Gender seorang laki-laki terhadap pelecehan seksual masih didiskriminasi karena laki-laki dianggap lebih rentan melakukan tindakan pelecehan seksual kepada perempuan dibandingkan perempuan melakukan pelecehan seksual kepada laki-laki. Ketika adanya sebuah kasus bahwa laki-laki menjadi korban sebuah tindakan pelecehan seksual maka penegak hukum menggunakan Pasal 289 KUHP hingga Pasal 296 KUHP atas perbuatan cabul. Pasal ini dinilai memiliki tingkat responsif yang netral terhadap gender.

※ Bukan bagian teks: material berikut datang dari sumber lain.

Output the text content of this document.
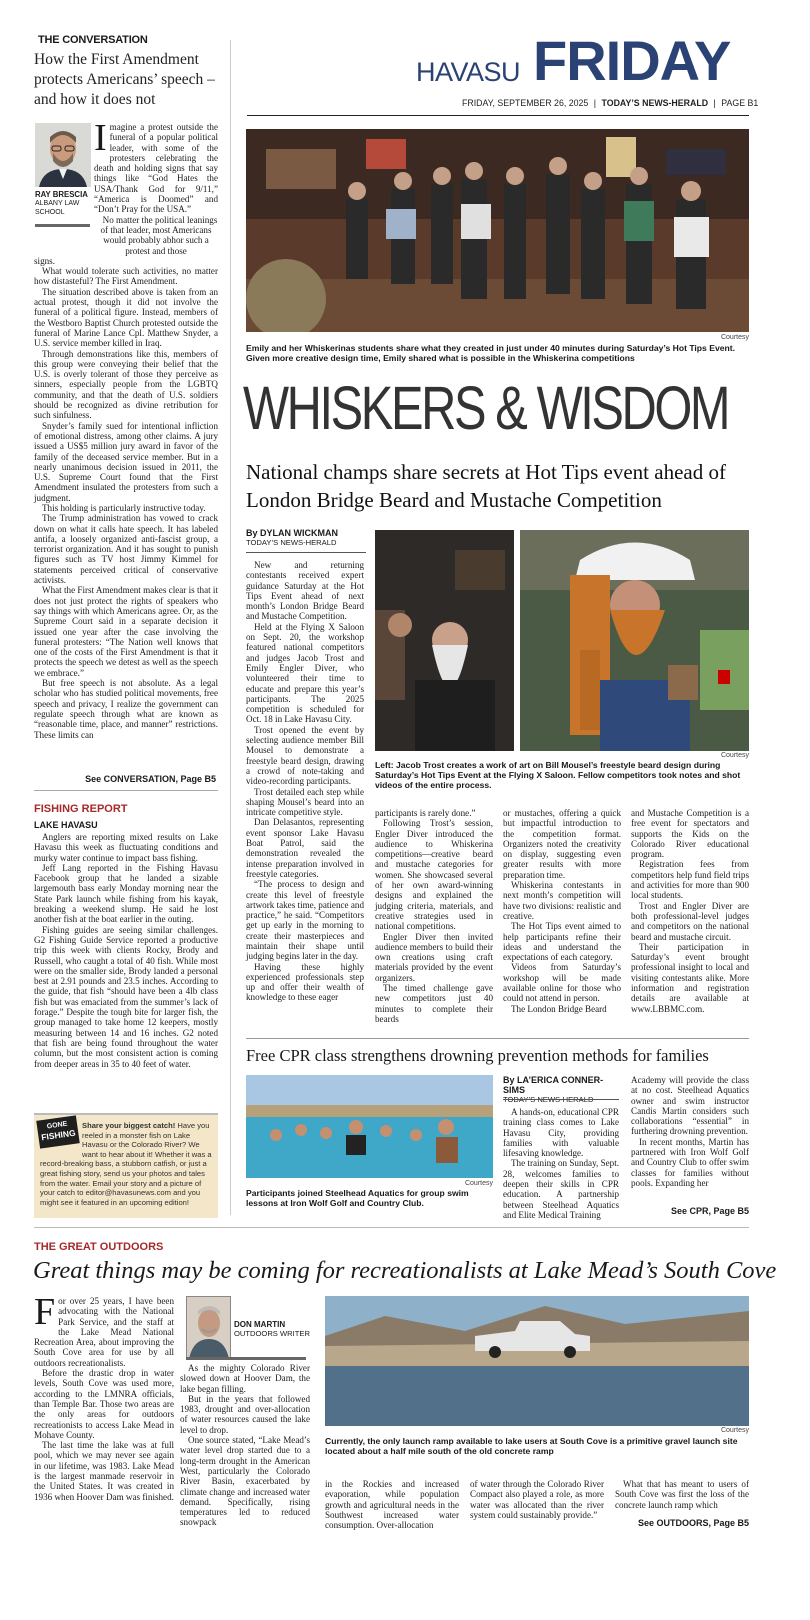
THE CONVERSATION
How the First Amendment protects Americans’ speech – and how it does not
RAY BRESCIA
ALBANY LAW SCHOOL

Imagine a protest outside the funeral of a popular political leader, with some of the protesters celebrating the death and holding signs that say things like “God Hates the USA/Thank God for 9/11,” “America is Doomed” and “Don’t Pray for the USA.”

No matter the political leanings of that leader, most Americans would probably abhor such a protest and those

signs.

What would tolerate such activities, no matter how distasteful? The First Amendment.

The situation described above is taken from an actual protest, though it did not involve the funeral of a political figure. Instead, members of the Westboro Baptist Church protested outside the funeral of Marine Lance Cpl. Matthew Snyder, a U.S. service member killed in Iraq.

Through demonstrations like this, members of this group were conveying their belief that the U.S. is overly tolerant of those they perceive as sinners, especially people from the LGBTQ community, and that the death of U.S. soldiers should be recognized as divine retribution for such sinfulness.

Snyder’s family sued for intentional infliction of emotional distress, among other claims. A jury issued a US$5 million jury award in favor of the family of the deceased service member. But in a nearly unanimous decision issued in 2011, the U.S. Supreme Court found that the First Amendment insulated the protesters from such a judgment.

This holding is particularly instructive today.

The Trump administration has vowed to crack down on what it calls hate speech. It has labeled antifa, a loosely organized anti-fascist group, a terrorist organization. And it has sought to punish figures such as TV host Jimmy Kimmel for statements perceived critical of conservative activists.

What the First Amendment makes clear is that it does not just protect the rights of speakers who say things with which Americans agree. Or, as the Supreme Court said in a separate decision it issued one year after the case involving the funeral protesters: “The Nation well knows that one of the costs of the First Amendment is that it protects the speech we detest as well as the speech we embrace.”

But free speech is not absolute. As a legal scholar who has studied political movements, free speech and privacy, I realize the government can regulate speech through what are known as “reasonable time, place, and manner” restrictions. These limits can

See CONVERSATION, Page B5
FISHING REPORT
LAKE HAVASU

Anglers are reporting mixed results on Lake Havasu this week as fluctuating conditions and murky water continue to impact bass fishing.

Jeff Lang reported in the Fishing Havasu Facebook group that he landed a sizable largemouth bass early Monday morning near the State Park launch while fishing from his kayak, breaking a weekend slump. He said he lost another fish at the boat earlier in the outing.

Fishing guides are seeing similar challenges. G2 Fishing Guide Service reported a productive trip this week with clients Rocky, Brody and Russell, who caught a total of 40 fish. While most were on the smaller side, Brody landed a personal best at 2.91 pounds and 23.5 inches. According to the guide, that fish “should have been a 4lb class fish but was emaciated from the summer’s lack of forage.” Despite the tough bite for larger fish, the group managed to take home 12 keepers, mostly measuring between 14 and 16 inches. G2 noted that fish are being found throughout the water column, but the most consistent action is coming from deeper areas in 35 to 40 feet of water.

GONE
FISHING
Share your biggest catch! Have you reeled in a monster fish on Lake Havasu or the Colorado River? We want to hear about it! Whether it was a record-breaking bass, a stubborn catfish, or just a great fishing story, send us your photos and tales from the water. Email your story and a picture of your catch to editor@havasunews.com and you might see it featured in an upcoming edition!
HAVASU FRIDAY
FRIDAY, SEPTEMBER 26, 2025 | TODAY’S NEWS-HERALD | PAGE B1
Courtesy
Emily and her Whiskerinas students share what they created in just under 40 minutes during Saturday’s Hot Tips Event. Given more creative design time, Emily shared what is possible in the Whiskerina competitions
WHISKERS & WISDOM
National champs share secrets at Hot Tips event ahead of London Bridge Beard and Mustache Competition
By DYLAN WICKMAN
TODAY’S NEWS-HERALD

New and returning contestants received expert guidance Saturday at the Hot Tips Event ahead of next month’s London Bridge Beard and Mustache Competition.

Held at the Flying X Saloon on Sept. 20, the workshop featured national competitors and judges Jacob Trost and Emily Engler Diver, who volunteered their time to educate and prepare this year’s participants. The 2025 competition is scheduled for Oct. 18 in Lake Havasu City.

Trost opened the event by selecting audience member Bill Mousel to demonstrate a freestyle beard design, drawing a crowd of note-taking and video-recording participants.

Trost detailed each step while shaping Mousel’s beard into an intricate competitive style.

Dan Delasantos, representing event sponsor Lake Havasu Boat Patrol, said the demonstration revealed the intense preparation involved in freestyle categories.

“The process to design and create this level of freestyle artwork takes time, patience and practice,” he said. “Competitors get up early in the morning to create their masterpieces and maintain their shape until judging begins later in the day.

Having these highly experienced professionals step up and offer their wealth of knowledge to these eager

Courtesy
Left: Jacob Trost creates a work of art on Bill Mousel’s freestyle beard design during Saturday’s Hot Tips Event at the Flying X Saloon. Fellow competitors took notes and shot videos of the entire process.

participants is rarely done.”

Following Trost’s session, Engler Diver introduced the audience to Whiskerina competitions—creative beard and mustache categories for women. She showcased several of her own award-winning designs and explained the judging criteria, materials, and creative strategies used in national competitions.

Engler Diver then invited audience members to build their own creations using craft materials provided by the event organizers.

The timed challenge gave new competitors just 40 minutes to complete their beards

or mustaches, offering a quick but impactful introduction to the competition format. Organizers noted the creativity on display, suggesting even greater results with more preparation time.

Whiskerina contestants in next month’s competition will have two divisions: realistic and creative.

The Hot Tips event aimed to help participants refine their ideas and understand the expectations of each category.

Videos from Saturday’s workshop will be made available online for those who could not attend in person.

The London Bridge Beard

and Mustache Competition is a free event for spectators and supports the Kids on the Colorado River educational program.

Registration fees from competitors help fund field trips and activities for more than 900 local students.

Trost and Engler Diver are both professional-level judges and competitors on the national beard and mustache circuit.

Their participation in Saturday’s event brought professional insight to local and visiting contestants alike. More information and registration details are available at www.LBBMC.com.

Free CPR class strengthens drowning prevention methods for families
Courtesy
Participants joined Steelhead Aquatics for group swim lessons at Iron Wolf Golf and Country Club.
By LA’ERICA CONNER-SIMS

A hands-on, educational CPR training class comes to Lake Havasu City, providing families with valuable lifesaving knowledge.

The training on Sunday, Sept. 28, welcomes families to deepen their skills in CPR education. A partnership between Steelhead Aquatics and Elite Medical Training

Academy will provide the class at no cost. Steelhead Aquatics owner and swim instructor Candis Martin considers such collaborations “essential” in furthering drowning prevention.

In recent months, Martin has partnered with Iron Wolf Golf and Country Club to offer swim classes for families without pools. Expanding her

See CPR, Page B5
THE GREAT OUTDOORS
Great things may be coming for recreationalists at Lake Mead’s South Cove

For over 25 years, I have been advocating with the National Park Service, and the staff at the Lake Mead National Recreation Area, about improving the South Cove area for use by all outdoors recreationalists.

Before the drastic drop in water levels, South Cove was used more, according to the LMNRA officials, than Temple Bar. Those two areas are the only areas for outdoors recreationists to access Lake Mead in Mohave County.

The last time the lake was at full pool, which we may never see again in our lifetime, was 1983. Lake Mead is the largest manmade reservoir in the United States. It was created in 1936 when Hoover Dam was finished.

DON MARTIN
OUTDOORS WRITER

As the mighty Colorado River slowed down at Hoover Dam, the lake began filling.

But in the years that followed 1983, drought and over-allocation of water resources caused the lake level to drop.

One source stated, “Lake Mead’s water level drop started due to a long-term drought in the American West, particularly the Colorado River Basin, exacerbated by climate change and increased water demand. Specifically, rising temperatures led to reduced snowpack

Courtesy
Currently, the only launch ramp available to lake users at South Cove is a primitive gravel launch site located about a half mile south of the old concrete ramp

in the Rockies and increased evaporation, while population growth and agricultural needs in the Southwest increased water consumption. Over-allocation

of water through the Colorado River Compact also played a role, as more water was allocated than the river system could sustainably provide.”

What that has meant to users of South Cove was first the loss of the concrete launch ramp which

See OUTDOORS, Page B5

Seseorang yang sudah menjadi korban tindakan pelecehan seksual tentu sebaiknya harus didampingi dan mendapatkan sebuah konseling agar dapat mengatasi emosional yang ada pada diri korban dan memperkecil sebuah peluang korban menjadi pelaku tindakan pelecehan seksual di kemudian hari. Lalu seorang pelaku tindakan pelecehan seksual harus ditangani secara hukum pasal-pasal apa saja  yang sudah ia langgar dan menerima seluruh sanksi akibat perbuatannya.Â
Namun dukungan masyarakat sekitar juga diperlukan untuk korban tindakan pelecehan seksual. Masyarakat tidak memberikan sebuah julukan kepada korban ataupun pelaku tindakan pelecehan seksual agar tindakan tersebut bagi pelaku yang sudah selesai menjalani hukumannya berhenti sampai disitu dan bagi korban memberikan rasa percaya diri lagi untuk bisa melakukan interaksi dengan sekitarnya.